The format may have changed, but India, it seemed, were carrying some baggage from the Tests as their performance was pretty similar in the tri-series match at Melbourne against the Australians. There were some positives for the Indians as they dominated the game for a certain extent, especially with the bat, and for a brief while with the ball. But, yet again, they did not manage to convert those periods of dominance into a victory. And, in the end, Australia completed a much-deserved triumph, proving that even in this format India have still some way to go before they can match the Aussies.
Like in the five-day games, it was widely expected that the bowling would hurt India. It did in the end, but it must also be said that their batting was equally disappointing. Rohit Sharma finally got his act together, and made a splendid hundred, carrying on this time after getting yet another start. It was a knock that deserved a winning end as Rohit almost carried his bat through. But, as often has been the case for India, there wasn’t much support for the best batsman in the game, as the rest crumbled and undid Rohit’s fantastic work.
Looking back at the game, India managed only 267 in spite of Rohit contributing a magnificent 138. But, while Rohit was anchoring one end all the way through, India did not get the final flourish that they should have after being in a great position. The partnership between Rohit and Suresh Raina, who came back to form in his favoured format after struggling in the Tests, placed India in a very good position as they headed into the last 15 overs. However, the Indians batted very poorly after Raina’s dismissal, and the fact that they could not cross 300 hurt them in the end.

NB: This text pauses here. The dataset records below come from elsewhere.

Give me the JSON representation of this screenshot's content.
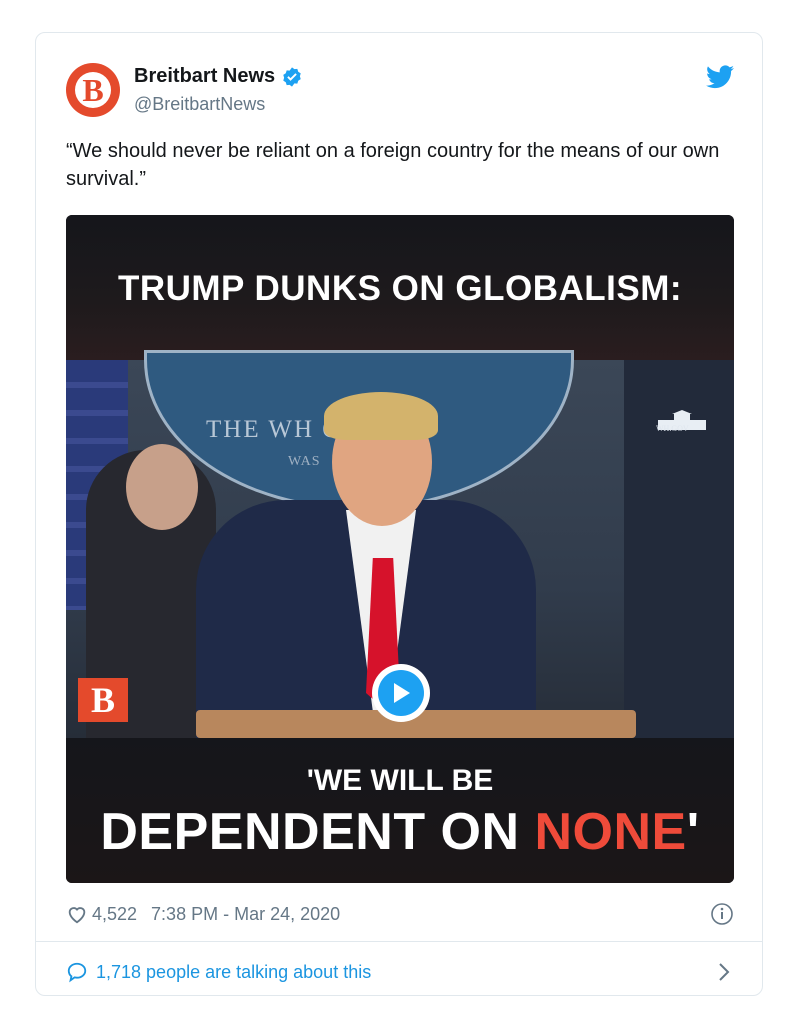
{
  "tweet": {
    "author_name": "Breitbart News",
    "author_handle": "@BreitbartNews",
    "logo_letter": "B",
    "text": "“We should never be reliant on a foreign country for the means of our own survival.”",
    "likes": "4,522",
    "timestamp": "7:38 PM - Mar 24, 2020",
    "conversation": "1,718 people are talking about this"
  },
  "media": {
    "headline_top": "TRUMP DUNKS ON GLOBALISM:",
    "headline_mid": "'WE WILL BE",
    "headline_big_main": "DEPENDENT ON ",
    "headline_big_accent": "NONE",
    "headline_big_tail": "'",
    "seal_text": "THE WH      OUSE",
    "seal_subtext": "WAS",
    "wh_label": "WH.GOV",
    "corner_logo": "B"
  },
  "colors": {
    "brand": "#e44a2c",
    "twitter_blue": "#1da1f2",
    "link_blue": "#1b95e0",
    "muted": "#657786",
    "accent_red": "#ef4b3a"
  },
  "icons": [
    "verified-badge-icon",
    "twitter-bird-icon",
    "heart-icon",
    "info-icon",
    "comment-bubble-icon",
    "chevron-right-icon",
    "play-icon"
  ]
}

A score of 267 is considered below par in modern day ODIs. Still, India could have made a match of it had their bowlers shown better application. Umesh Yadav and Mohammed Shami were yet again disappointing as they allowed the hosts to run away with the match in the first half. Bhuvneshwar Kumar bowled with heart, but he certainly doesn’t have the pace to be a match-winner in Australian conditions. Yet again, Ravichandran Ashwin could not make much of an impression, and it was Axar Patel who looked more accomplished of the two spinners on show.

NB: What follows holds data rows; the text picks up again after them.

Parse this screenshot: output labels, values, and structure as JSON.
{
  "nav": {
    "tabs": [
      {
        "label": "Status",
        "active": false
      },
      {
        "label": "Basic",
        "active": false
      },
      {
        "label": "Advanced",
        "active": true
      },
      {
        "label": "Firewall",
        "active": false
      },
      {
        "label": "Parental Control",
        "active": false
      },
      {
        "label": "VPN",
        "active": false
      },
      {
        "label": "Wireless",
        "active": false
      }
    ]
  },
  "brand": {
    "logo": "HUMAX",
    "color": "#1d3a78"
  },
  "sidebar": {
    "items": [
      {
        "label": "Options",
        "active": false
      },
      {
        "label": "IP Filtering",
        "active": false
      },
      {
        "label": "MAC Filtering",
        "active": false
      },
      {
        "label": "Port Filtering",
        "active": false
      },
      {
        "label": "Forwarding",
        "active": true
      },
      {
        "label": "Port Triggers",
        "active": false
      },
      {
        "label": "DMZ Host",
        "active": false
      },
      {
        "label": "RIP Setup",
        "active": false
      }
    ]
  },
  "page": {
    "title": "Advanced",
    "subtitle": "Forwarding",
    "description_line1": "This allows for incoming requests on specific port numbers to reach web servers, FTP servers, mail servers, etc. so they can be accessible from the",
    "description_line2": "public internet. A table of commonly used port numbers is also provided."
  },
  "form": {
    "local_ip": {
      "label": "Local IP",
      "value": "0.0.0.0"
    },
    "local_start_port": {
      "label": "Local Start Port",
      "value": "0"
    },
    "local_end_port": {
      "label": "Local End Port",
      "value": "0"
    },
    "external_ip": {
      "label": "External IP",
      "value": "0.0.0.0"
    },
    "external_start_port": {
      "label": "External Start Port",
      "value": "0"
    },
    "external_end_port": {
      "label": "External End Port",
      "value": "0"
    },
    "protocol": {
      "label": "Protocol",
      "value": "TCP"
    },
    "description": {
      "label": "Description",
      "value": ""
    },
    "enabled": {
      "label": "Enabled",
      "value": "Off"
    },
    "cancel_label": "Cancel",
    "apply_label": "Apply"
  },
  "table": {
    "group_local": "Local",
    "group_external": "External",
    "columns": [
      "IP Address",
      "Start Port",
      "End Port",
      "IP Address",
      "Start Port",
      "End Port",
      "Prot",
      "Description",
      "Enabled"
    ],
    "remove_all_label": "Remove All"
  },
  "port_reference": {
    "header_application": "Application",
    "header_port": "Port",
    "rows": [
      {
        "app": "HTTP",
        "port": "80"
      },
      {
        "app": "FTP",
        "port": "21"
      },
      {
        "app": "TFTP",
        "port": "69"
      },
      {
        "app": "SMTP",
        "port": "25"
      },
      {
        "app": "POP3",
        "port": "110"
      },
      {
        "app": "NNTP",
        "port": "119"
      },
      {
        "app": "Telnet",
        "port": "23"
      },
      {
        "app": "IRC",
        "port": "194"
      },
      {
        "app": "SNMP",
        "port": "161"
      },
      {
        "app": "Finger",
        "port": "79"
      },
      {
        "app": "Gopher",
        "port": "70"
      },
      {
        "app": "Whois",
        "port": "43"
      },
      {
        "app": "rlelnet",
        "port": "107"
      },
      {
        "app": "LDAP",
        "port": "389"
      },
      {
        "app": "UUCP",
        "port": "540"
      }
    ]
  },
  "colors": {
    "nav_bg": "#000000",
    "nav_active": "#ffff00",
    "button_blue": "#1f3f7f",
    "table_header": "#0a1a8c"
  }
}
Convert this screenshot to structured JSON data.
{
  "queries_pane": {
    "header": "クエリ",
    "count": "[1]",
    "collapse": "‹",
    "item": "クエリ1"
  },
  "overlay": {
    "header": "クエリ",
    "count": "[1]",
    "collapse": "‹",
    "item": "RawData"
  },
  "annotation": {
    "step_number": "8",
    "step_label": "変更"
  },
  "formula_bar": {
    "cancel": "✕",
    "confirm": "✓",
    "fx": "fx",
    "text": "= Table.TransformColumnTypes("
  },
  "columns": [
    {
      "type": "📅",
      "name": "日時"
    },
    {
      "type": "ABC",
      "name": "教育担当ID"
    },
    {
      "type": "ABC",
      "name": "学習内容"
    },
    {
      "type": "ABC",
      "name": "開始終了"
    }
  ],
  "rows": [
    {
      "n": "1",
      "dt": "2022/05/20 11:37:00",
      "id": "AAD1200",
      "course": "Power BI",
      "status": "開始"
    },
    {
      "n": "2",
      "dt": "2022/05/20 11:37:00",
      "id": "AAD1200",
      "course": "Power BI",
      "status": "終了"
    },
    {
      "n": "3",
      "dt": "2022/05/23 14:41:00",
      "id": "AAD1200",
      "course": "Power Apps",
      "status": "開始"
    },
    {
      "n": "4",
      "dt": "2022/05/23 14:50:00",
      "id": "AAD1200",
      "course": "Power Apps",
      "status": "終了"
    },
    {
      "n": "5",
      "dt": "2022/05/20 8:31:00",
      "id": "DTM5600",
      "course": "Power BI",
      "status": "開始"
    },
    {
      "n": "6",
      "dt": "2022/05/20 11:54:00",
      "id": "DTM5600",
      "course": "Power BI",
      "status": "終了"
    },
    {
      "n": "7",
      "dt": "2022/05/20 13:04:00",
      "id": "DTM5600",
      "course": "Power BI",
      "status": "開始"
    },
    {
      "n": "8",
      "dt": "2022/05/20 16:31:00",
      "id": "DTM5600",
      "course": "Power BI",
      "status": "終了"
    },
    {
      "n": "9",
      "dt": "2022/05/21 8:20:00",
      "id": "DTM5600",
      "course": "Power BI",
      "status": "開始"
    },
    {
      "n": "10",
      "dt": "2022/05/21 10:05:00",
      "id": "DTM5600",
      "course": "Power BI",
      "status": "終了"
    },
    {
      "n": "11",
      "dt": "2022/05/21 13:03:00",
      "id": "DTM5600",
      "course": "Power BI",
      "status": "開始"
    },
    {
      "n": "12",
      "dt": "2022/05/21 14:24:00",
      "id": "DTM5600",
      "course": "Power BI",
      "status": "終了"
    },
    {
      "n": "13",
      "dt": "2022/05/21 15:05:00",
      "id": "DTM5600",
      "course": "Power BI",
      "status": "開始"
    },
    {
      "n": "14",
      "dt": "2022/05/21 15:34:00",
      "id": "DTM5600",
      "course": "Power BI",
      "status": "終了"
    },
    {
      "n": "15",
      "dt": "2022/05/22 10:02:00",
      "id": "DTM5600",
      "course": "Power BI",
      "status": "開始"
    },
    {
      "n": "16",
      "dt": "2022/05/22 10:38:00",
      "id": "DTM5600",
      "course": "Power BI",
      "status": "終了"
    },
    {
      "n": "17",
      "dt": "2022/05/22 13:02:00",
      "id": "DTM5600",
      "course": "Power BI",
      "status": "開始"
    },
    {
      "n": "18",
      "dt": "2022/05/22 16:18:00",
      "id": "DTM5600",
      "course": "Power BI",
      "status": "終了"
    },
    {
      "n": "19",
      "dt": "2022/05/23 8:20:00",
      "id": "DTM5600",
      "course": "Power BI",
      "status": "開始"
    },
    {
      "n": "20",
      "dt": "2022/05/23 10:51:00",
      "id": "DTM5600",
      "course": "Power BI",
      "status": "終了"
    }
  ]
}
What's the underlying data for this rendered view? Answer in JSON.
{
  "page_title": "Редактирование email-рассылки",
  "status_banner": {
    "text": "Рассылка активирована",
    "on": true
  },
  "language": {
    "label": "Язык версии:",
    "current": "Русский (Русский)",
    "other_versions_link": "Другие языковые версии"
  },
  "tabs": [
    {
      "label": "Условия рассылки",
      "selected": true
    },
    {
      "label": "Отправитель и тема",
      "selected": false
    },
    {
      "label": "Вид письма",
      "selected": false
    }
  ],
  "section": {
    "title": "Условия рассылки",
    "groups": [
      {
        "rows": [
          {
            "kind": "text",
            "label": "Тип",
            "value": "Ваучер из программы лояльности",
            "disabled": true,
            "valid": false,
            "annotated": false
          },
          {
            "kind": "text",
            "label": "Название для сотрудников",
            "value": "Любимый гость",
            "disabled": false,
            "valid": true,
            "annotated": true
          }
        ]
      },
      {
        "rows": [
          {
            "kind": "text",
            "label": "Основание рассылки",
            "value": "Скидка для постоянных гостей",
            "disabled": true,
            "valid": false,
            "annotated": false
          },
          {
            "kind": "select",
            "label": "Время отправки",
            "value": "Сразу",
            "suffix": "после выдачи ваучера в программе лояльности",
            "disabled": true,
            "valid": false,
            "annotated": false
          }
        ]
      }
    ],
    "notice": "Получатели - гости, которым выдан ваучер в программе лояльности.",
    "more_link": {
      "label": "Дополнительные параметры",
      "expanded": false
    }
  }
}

Although Yadav and Shami fought back well towards the end of the game, it was pretty much a lost cause. They need to show better application in the matches to come in the tri-series. Even as the bowling remains a worry, their batting isn’t in prime form either. Shikhar Dhawan had yet another failure to his name at Melbourne. The left-hander has been playing poor shots outside the off-stump throughout, and refuses to learn from his mistakes. It would be hugely exasperating for India to see Dhawan get out cheaply so often. It has, unfortunately, been setting the tone of the match for the Indians.